The Hyundai Auto Receivables Trust finally came to market last week, with key changes that boosted its ratings and lowered initial and target credit enhancement for its class A notes.
The changes garnered the deal strong pricing, even as credit remains tight in the structured finance market, according to people familiar with the deal. Unlike previous HART transactions, which included a senior/subordinate structure, the 2007-A series consists solely of class A notes.
"That is probably a reflection of the current market," a market source said. "They were trying to not be overly aggressive with the [inclusion of] subordinate tranches."

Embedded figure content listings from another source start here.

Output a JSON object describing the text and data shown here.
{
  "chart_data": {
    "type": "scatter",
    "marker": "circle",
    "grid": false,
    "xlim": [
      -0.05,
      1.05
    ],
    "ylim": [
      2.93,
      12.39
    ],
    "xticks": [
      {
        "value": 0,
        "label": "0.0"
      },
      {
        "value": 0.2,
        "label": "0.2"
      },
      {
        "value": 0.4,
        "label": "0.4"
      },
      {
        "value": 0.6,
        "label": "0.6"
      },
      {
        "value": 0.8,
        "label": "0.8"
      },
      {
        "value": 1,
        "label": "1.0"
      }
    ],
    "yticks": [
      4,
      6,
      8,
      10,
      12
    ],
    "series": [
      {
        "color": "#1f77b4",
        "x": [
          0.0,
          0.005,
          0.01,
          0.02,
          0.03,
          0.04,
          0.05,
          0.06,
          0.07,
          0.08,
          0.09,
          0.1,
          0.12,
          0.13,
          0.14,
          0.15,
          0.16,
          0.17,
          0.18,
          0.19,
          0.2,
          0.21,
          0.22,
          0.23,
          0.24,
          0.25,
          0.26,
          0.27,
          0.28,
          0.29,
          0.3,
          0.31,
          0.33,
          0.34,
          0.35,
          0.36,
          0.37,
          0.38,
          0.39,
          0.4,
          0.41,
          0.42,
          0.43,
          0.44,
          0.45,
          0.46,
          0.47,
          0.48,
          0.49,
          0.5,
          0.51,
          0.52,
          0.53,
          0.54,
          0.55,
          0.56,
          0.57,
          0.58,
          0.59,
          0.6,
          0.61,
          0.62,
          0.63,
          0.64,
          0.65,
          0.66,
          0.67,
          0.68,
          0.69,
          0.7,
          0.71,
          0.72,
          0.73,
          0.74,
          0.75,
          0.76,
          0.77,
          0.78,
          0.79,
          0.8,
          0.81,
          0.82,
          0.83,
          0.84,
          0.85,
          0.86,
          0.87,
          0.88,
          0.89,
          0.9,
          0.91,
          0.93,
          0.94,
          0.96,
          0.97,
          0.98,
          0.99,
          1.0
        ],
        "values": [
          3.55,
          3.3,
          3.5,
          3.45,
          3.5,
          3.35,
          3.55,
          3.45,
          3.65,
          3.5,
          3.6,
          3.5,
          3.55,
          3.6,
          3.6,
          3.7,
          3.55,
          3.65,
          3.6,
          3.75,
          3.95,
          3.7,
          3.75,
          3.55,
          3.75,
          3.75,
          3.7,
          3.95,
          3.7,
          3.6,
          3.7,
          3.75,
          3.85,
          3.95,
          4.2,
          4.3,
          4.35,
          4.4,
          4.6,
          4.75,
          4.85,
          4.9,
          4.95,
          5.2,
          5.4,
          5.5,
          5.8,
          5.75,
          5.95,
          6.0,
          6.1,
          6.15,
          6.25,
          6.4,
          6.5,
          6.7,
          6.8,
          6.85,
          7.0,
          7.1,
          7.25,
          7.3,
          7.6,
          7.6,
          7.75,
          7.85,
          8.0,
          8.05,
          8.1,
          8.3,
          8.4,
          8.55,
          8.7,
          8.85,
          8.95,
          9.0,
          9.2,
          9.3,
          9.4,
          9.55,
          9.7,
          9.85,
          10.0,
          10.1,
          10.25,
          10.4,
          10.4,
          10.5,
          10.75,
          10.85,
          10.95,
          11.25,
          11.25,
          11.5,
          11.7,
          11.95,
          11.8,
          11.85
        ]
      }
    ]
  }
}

Jointly managed by Barclays Capital and JPMorgan Securities, according to sources familiar with the deal, the $859 million securitization is secured by payments on prime auto loans. The three-to-seven year notes snagged triple-A ratings from Fitch Ratings and Standard & Poor's. The deal also included a short-term class, rated F1+' and A-1+' by the rating agencies. Market sources had been anticipating the deal for several weeks.
Initial and target hard credit enhancement for the class A notes decreased 4% and 12.7%, respectively, from the previous transaction, according to Fitch. The structure also includes the availability of excess spread to turbo pay the notes and to reach the target enhancement of 22.5%, according to Fitch. Overall, losses on the current series are expected to be lower, compared to the 2006-B notes.
Initial credit enhancement on the class A notes equals 9.75%. Another strong feature is the strong credit score of the obligors on the underlying auto loans. At 715, the 2007-A series had the second-highest weighted average credit score among all HART transactions, and it was 14 points higher than the 2006-B deal. Because of an increase in what Fitch Ratings described as the A+' credit tier, obligors with that rating account for 64.9% of the underlying pool of loans, compared with 52.6% for the 2006-B deal. Additionally, the deal has the lowest concentration ever of the worst-performing C' and D' credit tiers.